“That doctrine which will not by any means suit with nor be made
conformable to the thing signified by it, and the expression, literal
and deductive, whereby in Scripture it is held out unto us, but implies
evident contradictions unto them, cannot possibly be sound and sincere,
as is the milk of the word. But now such is this persuasion of universal
redemption; it can never be suited nor fitted to the thing itself, or
redemption, nor to those expressions whereby in the Scripture it is held
out unto us. Universal redemption, and yet many to die in captivity, is
a contradiction irreconcilable in itself.
To manifest this, let
us consider some of the chiefest words and phrases whereby the matter
concerning which we treat is delivered in the Scripture, such as are,
redemption, reconciliation, satisfaction, merit, dying for us, bearing
our sins, suretiship, — his being God, a common person, a Jesus, saving
to the utmost, a sacrifice putting away sin, and the like; to which we
may add the importance of some prepositions and other words used in the
original about this business: and doubt not but we shall easily find
that the general ransom, or rather universal redemption, will hardly
suit to any of them; but it is too long for the bed, and must be cropped
at the head or heels.
Begin we with the word redemption itself,
which we will consider, name and thing. Redemption, which in the
Scripture is λύτρωσις sometimes, but most frequently ἀπολύτρωσις, is the
delivery of any one from captivity and misery by the intervention
λύτρου, of a price or ransom. That this ransom, or price of our
deliverance, was the blood of Christ is evident; he calls it λύτρον,
Matt. xx. 28; and [it is called] ἀντίλυτρον, 1 Tim. ii. 6, — that is,
the price of such a redemption, that which was received as a valuable
consideration for our dismission. Now, that which is aimed at in the
payment of this price is, the deliverance of those from the evil
wherewith they were oppressed for whom the price is paid; it being in
this spiritual redemption as it is in corporal and civil, only with the
alteration of some circumstances, as the nature of the thing enforceth.

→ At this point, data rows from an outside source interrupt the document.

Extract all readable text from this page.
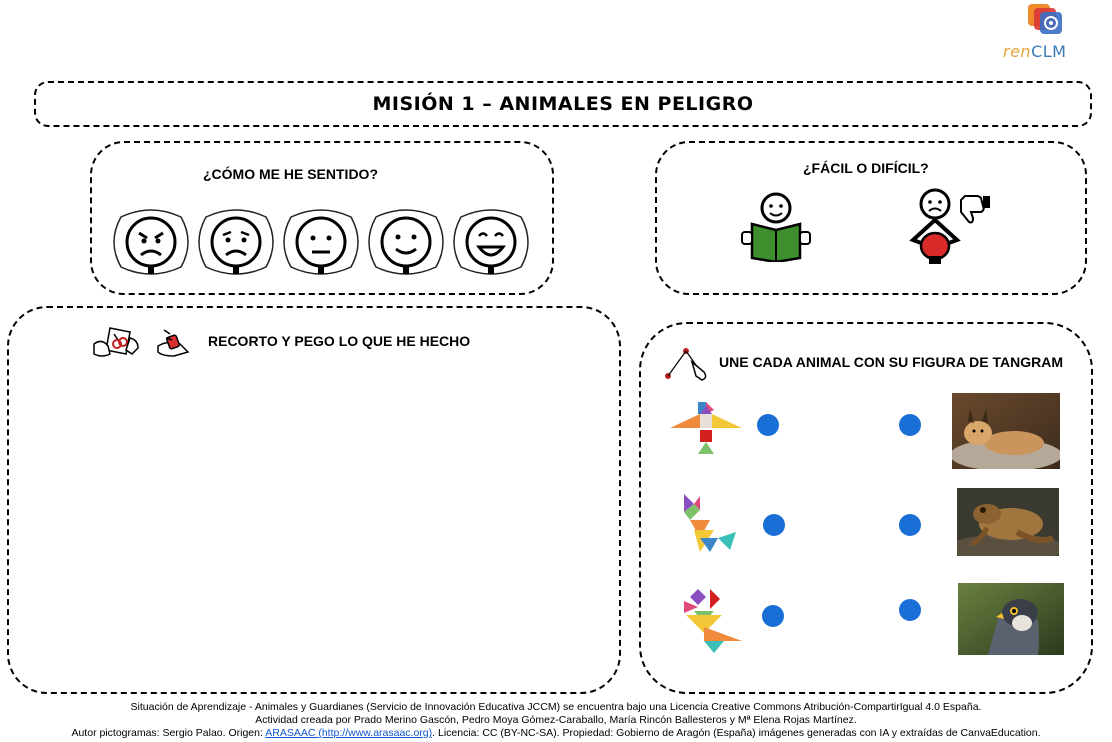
renCLM
MISIÓN 1 – ANIMALES EN PELIGRO
¿CÓMO ME HE SENTIDO?	¿FÁCIL O DIFÍCIL?
RECORTO Y PEGO LO QUE HE HECHO
UNE CADA ANIMAL CON SU FIGURA DE TANGRAM
Situación de Aprendizaje - Animales y Guardianes (Servicio de Innovación Educativa JCCM) se encuentra bajo una Licencia Creative Commons Atribución-CompartirIgual 4.0 España.
Actividad creada por Prado Merino Gascón, Pedro Moya Gómez-Caraballo, María Rincón Ballesteros y Mª Elena Rojas Martínez.
Autor pictogramas: Sergio Palao. Origen: ARASAAC (http://www.arasaac.org). Licencia: CC (BY-NC-SA). Propiedad: Gobierno de Aragón (España) imágenes generadas con IA y extraídas de CanvaEducation.
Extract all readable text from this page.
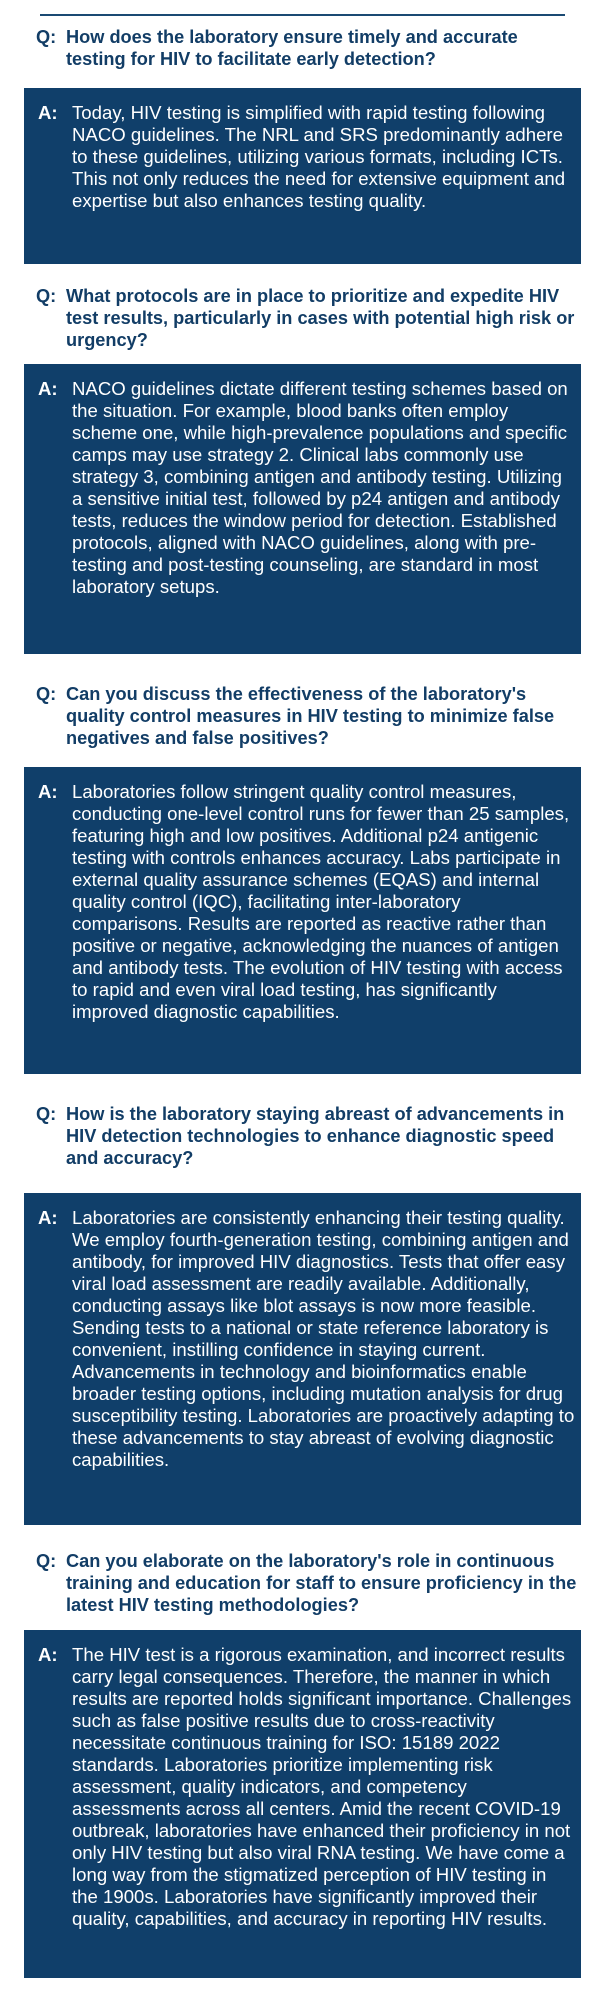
Q: How does the laboratory ensure timely and accurate testing for HIV to facilitate early detection?
A: Today, HIV testing is simplified with rapid testing following NACO guidelines. The NRL and SRS predominantly adhere to these guidelines, utilizing various formats, including ICTs. This not only reduces the need for extensive equipment and expertise but also enhances testing quality.
Q: What protocols are in place to prioritize and expedite HIV test results, particularly in cases with potential high risk or urgency?
A: NACO guidelines dictate different testing schemes based on the situation. For example, blood banks often employ scheme one, while high-prevalence populations and specific camps may use strategy 2. Clinical labs commonly use strategy 3, combining antigen and antibody testing. Utilizing a sensitive initial test, followed by p24 antigen and antibody tests, reduces the window period for detection. Established protocols, aligned with NACO guidelines, along with pre-testing and post-testing counseling, are standard in most laboratory setups.
Q: Can you discuss the effectiveness of the laboratory's quality control measures in HIV testing to minimize false negatives and false positives?
A: Laboratories follow stringent quality control measures, conducting one-level control runs for fewer than 25 samples, featuring high and low positives. Additional p24 antigenic testing with controls enhances accuracy. Labs participate in external quality assurance schemes (EQAS) and internal quality control (IQC), facilitating inter-laboratory comparisons. Results are reported as reactive rather than positive or negative, acknowledging the nuances of antigen and antibody tests. The evolution of HIV testing with access to rapid and even viral load testing, has significantly improved diagnostic capabilities.
Q: How is the laboratory staying abreast of advancements in HIV detection technologies to enhance diagnostic speed and accuracy?
A: Laboratories are consistently enhancing their testing quality. We employ fourth-generation testing, combining antigen and antibody, for improved HIV diagnostics. Tests that offer easy viral load assessment are readily available. Additionally, conducting assays like blot assays is now more feasible. Sending tests to a national or state reference laboratory is convenient, instilling confidence in staying current. Advancements in technology and bioinformatics enable broader testing options, including mutation analysis for drug susceptibility testing. Laboratories are proactively adapting to these advancements to stay abreast of evolving diagnostic capabilities.
Q: Can you elaborate on the laboratory's role in continuous training and education for staff to ensure proficiency in the latest HIV testing methodologies?
A: The HIV test is a rigorous examination, and incorrect results carry legal consequences. Therefore, the manner in which results are reported holds significant importance. Challenges such as false positive results due to cross-reactivity necessitate continuous training for ISO: 15189 2022 standards. Laboratories prioritize implementing risk assessment, quality indicators, and competency assessments across all centers. Amid the recent COVID-19 outbreak, laboratories have enhanced their proficiency in not only HIV testing but also viral RNA testing. We have come a long way from the stigmatized perception of HIV testing in the 1900s. Laboratories have significantly improved their quality, capabilities, and accuracy in reporting HIV results.
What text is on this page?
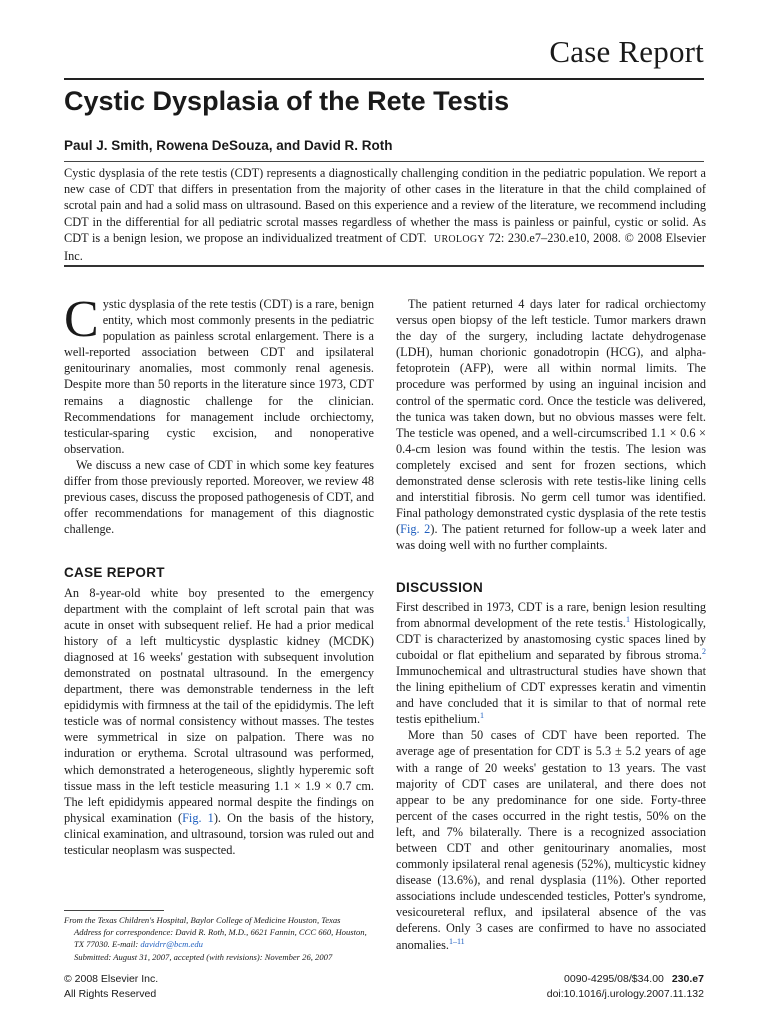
Case Report
Cystic Dysplasia of the Rete Testis
Paul J. Smith, Rowena DeSouza, and David R. Roth
Cystic dysplasia of the rete testis (CDT) represents a diagnostically challenging condition in the pediatric population. We report a new case of CDT that differs in presentation from the majority of other cases in the literature in that the child complained of scrotal pain and had a solid mass on ultrasound. Based on this experience and a review of the literature, we recommend including CDT in the differential for all pediatric scrotal masses regardless of whether the mass is painless or painful, cystic or solid. As CDT is a benign lesion, we propose an individualized treatment of CDT. UROLOGY 72: 230.e7–230.e10, 2008. © 2008 Elsevier Inc.

Cystic dysplasia of the rete testis (CDT) is a rare, benign entity, which most commonly presents in the pediatric population as painless scrotal enlargement. There is a well-reported association between CDT and ipsilateral genitourinary anomalies, most commonly renal agenesis. Despite more than 50 reports in the literature since 1973, CDT remains a diagnostic challenge for the clinician. Recommendations for management include orchiectomy, testicular-sparing cystic excision, and nonoperative observation.

We discuss a new case of CDT in which some key features differ from those previously reported. Moreover, we review 48 previous cases, discuss the proposed pathogenesis of CDT, and offer recommendations for management of this diagnostic challenge.

CASE REPORT

An 8-year-old white boy presented to the emergency department with the complaint of left scrotal pain that was acute in onset with subsequent relief. He had a prior medical history of a left multicystic dysplastic kidney (MCDK) diagnosed at 16 weeks' gestation with subsequent involution demonstrated on postnatal ultrasound. In the emergency department, there was demonstrable tenderness in the left epididymis with firmness at the tail of the epididymis. The left testicle was of normal consistency without masses. The testes were symmetrical in size on palpation. There was no induration or erythema. Scrotal ultrasound was performed, which demonstrated a heterogeneous, slightly hyperemic soft tissue mass in the left testicle measuring 1.1 × 1.9 × 0.7 cm. The left epididymis appeared normal despite the findings on physical examination (Fig. 1). On the basis of the history, clinical examination, and ultrasound, torsion was ruled out and testicular neoplasm was suspected.

The patient returned 4 days later for radical orchiectomy versus open biopsy of the left testicle. Tumor markers drawn the day of the surgery, including lactate dehydrogenase (LDH), human chorionic gonadotropin (HCG), and alpha-fetoprotein (AFP), were all within normal limits. The procedure was performed by using an inguinal incision and control of the spermatic cord. Once the testicle was delivered, the tunica was taken down, but no obvious masses were felt. The testicle was opened, and a well-circumscribed 1.1 × 0.6 × 0.4-cm lesion was found within the testis. The lesion was completely excised and sent for frozen sections, which demonstrated dense sclerosis with rete testis-like lining cells and interstitial fibrosis. No germ cell tumor was identified. Final pathology demonstrated cystic dysplasia of the rete testis (Fig. 2). The patient returned for follow-up a week later and was doing well with no further complaints.

DISCUSSION

First described in 1973, CDT is a rare, benign lesion resulting from abnormal development of the rete testis.$^1$ Histologically, CDT is characterized by anastomosing cystic spaces lined by cuboidal or flat epithelium and separated by fibrous stroma.$^2$ Immunochemical and ultrastructural studies have shown that the lining epithelium of CDT expresses keratin and vimentin and have concluded that it is similar to that of normal rete testis epithelium.$^1$

More than 50 cases of CDT have been reported. The average age of presentation for CDT is 5.3 ± 5.2 years of age with a range of 20 weeks' gestation to 13 years. The vast majority of CDT cases are unilateral, and there does not appear to be any predominance for one side. Forty-three percent of the cases occurred in the right testis, 50% on the left, and 7% bilaterally. There is a recognized association between CDT and other genitourinary anomalies, most commonly ipsilateral renal agenesis (52%), multicystic kidney disease (13.6%), and renal dysplasia (11%). Other reported associations include undescended testicles, Potter's syndrome, vesicoureteral reflux, and ipsilateral absence of the vas deferens. Only 3 cases are confirmed to have no associated anomalies.$^{1-11}$

From the Texas Children's Hospital, Baylor College of Medicine Houston, Texas
Address for correspondence: David R. Roth, M.D., 6621 Fannin, CCC 660, Houston, TX 77030. E-mail: davidrr@bcm.edu
Submitted: August 31, 2007, accepted (with revisions): November 26, 2007
© 2008 Elsevier Inc.
All Rights Reserved
0090-4295/08/$34.00 230.e7
doi:10.1016/j.urology.2007.11.132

This the Holy Spirit manifesteth by comparing the “blood of Christ” in
this work of redemption with “silver and gold,” and such other things as
are the intervening ransom in civil redemption, 1 Pet. i. 18, 19. The
evil wherewith we were oppressed was the punishment which we had
deserved; — that is, the satisfaction required when the debt is sin;
which also we are, by the payment of this price, delivered from; so Gal.
iii. 13: for we are “justified freely by his grace, through the
redemption that is in Christ Jesus,” Rom. iii. 24; “in whom we have
redemption through his blood, the forgiveness of sins,” Eph. i. 7; Col.
i. 14. Free justification from the guilt, and pardon of sin, in the
deliverance from the punishment due unto it, is the effect of the
redemption procured by the payment of the price we before mentioned: as
if a man should have his friend in bondage, and he should go and lay out
his estate to pay the price of his freedom that is set upon his head by
him that detains him, and so set him at liberty. Only, as was before
intimated, this spiritual redemption hath some supereminent things in
it, that are not to be found in other deliverances…
Redemption is
the freeing of a man from misery by the intervention of a ransom, as
appeareth. Now, when a ransom is paid for the liberty of a prisoner, is
it not all the justice in the world that he should have and enjoy the
liberty so purchased for him by a valuable consideration? If I should
pay a thousand pounds for a man’s deliverance from bondage to him that
detains him, who hath power to set him free, and is contented with the
price I give, were it not injurious to me and the poor prisoner that his
deliverance be not accomplished? Can it possibly be conceived that
there should be a redemption of men, and those men not redeemed? that a
price should be paid, and the purchase not consummated? Yet all this
must be made true, and innumerable other absurdities, if universal
redemption be asserted. A price is paid for all, yet few delivered; the
redemption of all consummated, yet few of them redeemed; the judge
satisfied, the jailer conquered, and yet the prisoner inthralled!
Doubtless, “universal” and “redemption,” where the greatest part of men
perish, are as irreconcilable as “Roman” and “Catholic.” If there be a
universal redemption of all, then all men are redeemed. If they are
redeemed, then are they delivered from all misery, virtually or
actually, whereunto they were inthralled, and that by the intervention
of a ransom. Why, then, are not all saved? In a word, the redemption
wrought by Christ being the full deliverance of the persons redeemed
from all misery, wherein they were inwrapped, by the price of his blood,
it cannot possibly be conceived to be universal unless all be saved: so
that the opinion of the Universalists is unsuitable to redemption.”